Я приходил проверить, как мой заместитель справляется с обязанностями, а потом уходил на пляж. В то лето меня покорила Паола, двадцатилетняя студентка из Палермо, она казалась мне потрясающе красивой. Это была, как говорится, любовь с первого взгляда. По крайней мере, я так думал. Паола приехала на каникулы в кемпинг, но скоро переселилась ко мне домой. Она собиралась пробыть на Линозе две недели, но мы провели вместе целое лето. Мы жили, как муж с женой: море, солнце, вкусная еда, танцы, секс, много секса, почти до тошноты.

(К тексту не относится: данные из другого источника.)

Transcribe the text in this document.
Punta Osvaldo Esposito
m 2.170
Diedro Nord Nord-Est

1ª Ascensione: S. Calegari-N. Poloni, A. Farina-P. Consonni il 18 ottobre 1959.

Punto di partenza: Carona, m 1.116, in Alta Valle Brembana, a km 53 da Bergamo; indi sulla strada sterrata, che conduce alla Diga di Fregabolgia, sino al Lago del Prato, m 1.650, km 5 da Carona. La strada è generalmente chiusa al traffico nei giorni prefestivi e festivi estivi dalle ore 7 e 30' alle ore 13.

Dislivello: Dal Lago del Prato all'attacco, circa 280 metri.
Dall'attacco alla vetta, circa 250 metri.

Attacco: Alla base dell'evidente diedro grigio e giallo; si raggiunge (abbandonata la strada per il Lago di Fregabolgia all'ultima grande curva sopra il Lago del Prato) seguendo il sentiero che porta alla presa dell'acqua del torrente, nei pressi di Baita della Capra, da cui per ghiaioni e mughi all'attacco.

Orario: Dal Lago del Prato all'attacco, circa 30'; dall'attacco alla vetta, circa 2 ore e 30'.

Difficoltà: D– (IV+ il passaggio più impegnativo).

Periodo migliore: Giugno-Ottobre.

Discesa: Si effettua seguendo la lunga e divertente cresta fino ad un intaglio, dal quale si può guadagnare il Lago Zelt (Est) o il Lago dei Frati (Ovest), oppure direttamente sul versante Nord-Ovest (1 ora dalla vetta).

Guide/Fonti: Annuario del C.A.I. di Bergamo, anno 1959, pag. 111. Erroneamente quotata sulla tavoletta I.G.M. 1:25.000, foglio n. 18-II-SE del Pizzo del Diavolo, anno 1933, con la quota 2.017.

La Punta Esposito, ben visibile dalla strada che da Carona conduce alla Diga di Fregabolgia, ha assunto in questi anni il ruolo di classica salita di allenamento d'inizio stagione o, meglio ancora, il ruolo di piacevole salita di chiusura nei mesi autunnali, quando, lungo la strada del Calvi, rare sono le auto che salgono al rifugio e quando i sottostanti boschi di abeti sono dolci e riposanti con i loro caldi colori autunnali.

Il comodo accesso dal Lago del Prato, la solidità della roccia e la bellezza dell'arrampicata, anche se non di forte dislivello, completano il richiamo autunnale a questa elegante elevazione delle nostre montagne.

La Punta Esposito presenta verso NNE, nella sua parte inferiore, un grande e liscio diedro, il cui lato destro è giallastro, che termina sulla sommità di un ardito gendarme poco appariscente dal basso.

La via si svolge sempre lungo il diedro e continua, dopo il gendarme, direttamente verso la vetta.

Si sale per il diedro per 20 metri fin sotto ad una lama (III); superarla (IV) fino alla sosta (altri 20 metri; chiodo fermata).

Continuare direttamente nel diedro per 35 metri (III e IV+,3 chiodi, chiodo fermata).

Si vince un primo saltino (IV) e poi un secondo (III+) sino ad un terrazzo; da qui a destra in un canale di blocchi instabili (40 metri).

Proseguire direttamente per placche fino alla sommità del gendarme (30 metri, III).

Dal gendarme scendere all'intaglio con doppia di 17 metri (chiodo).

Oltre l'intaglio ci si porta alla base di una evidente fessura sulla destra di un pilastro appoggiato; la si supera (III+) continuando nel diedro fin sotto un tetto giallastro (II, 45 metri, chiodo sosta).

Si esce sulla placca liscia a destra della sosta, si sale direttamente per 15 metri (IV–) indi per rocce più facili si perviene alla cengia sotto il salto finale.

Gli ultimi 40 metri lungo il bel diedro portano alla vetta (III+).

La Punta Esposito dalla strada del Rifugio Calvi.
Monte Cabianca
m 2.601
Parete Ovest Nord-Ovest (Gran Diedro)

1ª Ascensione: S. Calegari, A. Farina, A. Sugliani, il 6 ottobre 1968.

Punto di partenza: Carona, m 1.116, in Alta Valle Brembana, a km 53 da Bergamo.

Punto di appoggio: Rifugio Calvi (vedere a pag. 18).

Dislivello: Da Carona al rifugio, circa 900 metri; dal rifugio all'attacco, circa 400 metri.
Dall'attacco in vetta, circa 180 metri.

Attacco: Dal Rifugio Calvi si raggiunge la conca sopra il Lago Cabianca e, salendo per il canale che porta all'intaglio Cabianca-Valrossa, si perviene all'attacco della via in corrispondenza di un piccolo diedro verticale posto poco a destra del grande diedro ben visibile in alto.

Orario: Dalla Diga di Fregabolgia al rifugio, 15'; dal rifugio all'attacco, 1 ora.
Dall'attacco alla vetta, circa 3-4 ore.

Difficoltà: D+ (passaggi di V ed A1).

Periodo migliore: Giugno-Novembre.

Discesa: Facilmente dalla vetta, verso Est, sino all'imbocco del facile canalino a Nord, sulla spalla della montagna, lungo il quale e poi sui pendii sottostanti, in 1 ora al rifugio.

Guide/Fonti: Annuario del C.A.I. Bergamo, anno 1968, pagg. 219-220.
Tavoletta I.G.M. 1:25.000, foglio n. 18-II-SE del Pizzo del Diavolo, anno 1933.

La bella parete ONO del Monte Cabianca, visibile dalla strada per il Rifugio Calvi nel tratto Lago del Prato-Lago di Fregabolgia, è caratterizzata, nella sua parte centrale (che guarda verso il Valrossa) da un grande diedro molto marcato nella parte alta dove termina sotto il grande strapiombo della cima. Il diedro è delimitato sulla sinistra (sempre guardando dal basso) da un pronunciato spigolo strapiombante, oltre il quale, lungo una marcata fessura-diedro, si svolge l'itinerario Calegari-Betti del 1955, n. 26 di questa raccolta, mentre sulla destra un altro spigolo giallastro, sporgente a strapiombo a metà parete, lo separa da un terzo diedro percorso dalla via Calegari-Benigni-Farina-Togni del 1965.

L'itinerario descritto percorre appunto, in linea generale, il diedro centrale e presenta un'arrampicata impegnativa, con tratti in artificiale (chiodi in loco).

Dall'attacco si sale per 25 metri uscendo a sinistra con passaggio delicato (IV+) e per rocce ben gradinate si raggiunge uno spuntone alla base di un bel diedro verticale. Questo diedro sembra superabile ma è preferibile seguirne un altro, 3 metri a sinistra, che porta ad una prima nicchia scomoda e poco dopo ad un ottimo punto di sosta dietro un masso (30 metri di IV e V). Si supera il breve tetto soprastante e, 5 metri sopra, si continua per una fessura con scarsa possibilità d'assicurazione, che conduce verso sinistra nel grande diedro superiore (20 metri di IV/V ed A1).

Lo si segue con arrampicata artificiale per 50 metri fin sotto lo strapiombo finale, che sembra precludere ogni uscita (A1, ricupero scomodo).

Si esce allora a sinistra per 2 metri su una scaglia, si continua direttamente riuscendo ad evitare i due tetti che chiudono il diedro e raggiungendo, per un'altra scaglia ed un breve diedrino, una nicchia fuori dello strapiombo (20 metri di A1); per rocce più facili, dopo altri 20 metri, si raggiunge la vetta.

Но с тех пор, как я открыл радость плотских утех, одной лишь Паолы мне стало мало. Я начал изменять ей. Однажды мы вышли на лодке в море с финской туристкой, с которой познакомились на пляже. Паола уснула, загорая на солнышке, а я занялся любовью с финкой. Мне пришлось зажимать ей рот ладонью, так она стонала, – опыт незабываемый и возбуждающий, учитывая то, что Паола дремала в полуметре от нас. Паола, влюбленная в меня по уши, никогда не поверила бы, что я способен на такое, хотя и была достаточно ревнива. Однажды она сказала, что возвращается к родителям в Палермо и что я должен поехать с ней. Она не хотела оставлять меня одного на Линозе. Я согласился, но должен был найти способ избавиться от нее.
Итак, в тот день в Палермо, пока я ждал Паолу, которая отправилась навестить родителей, я прочел газету, съел мороженое на центральной площади и решил пройтись по магазинам. Заглянув в ювелирную лавку, я приметил там изящное колечко и решил сделать Паоле подарок, прежде чем расстаться с ней.
В ювелирную лавку вела массивная стеклянная дверь, которая вращалась вокруг оси, и стоило ее толкнуть, тут же звонил колокольчик. Я вошел внутрь, поздоровался и подождал, пока появится продавец. “Есть кто-нибудь?” – спросил я спустя несколько минут. Никто не ответил. Я заглянул за прилавок и увидел мужчину, который, нацепив монокль, согнулся над работой. Я осмотрелся вокруг. Кроме нас двоих, в лавке больше никого не было.
Не знаю, какой бес в меня тогда вселился: вся ювелирная лавка была в моем распоряжении.
Я быстро шагнул за прилавок и начал открывать ящички с золотыми украшениями и завернутыми в ткань побрякушками из драгоценных камней. Я высыпал эти сокровища в мотоциклетную каску, которую кто-то оставил на стуле, затем вскрыл витрину у кассы и выгреб все, что там было выставлено. Я хотел добраться и до главной витрины, но мне не удалось ее открыть, и я решил довольствоваться тем, что есть.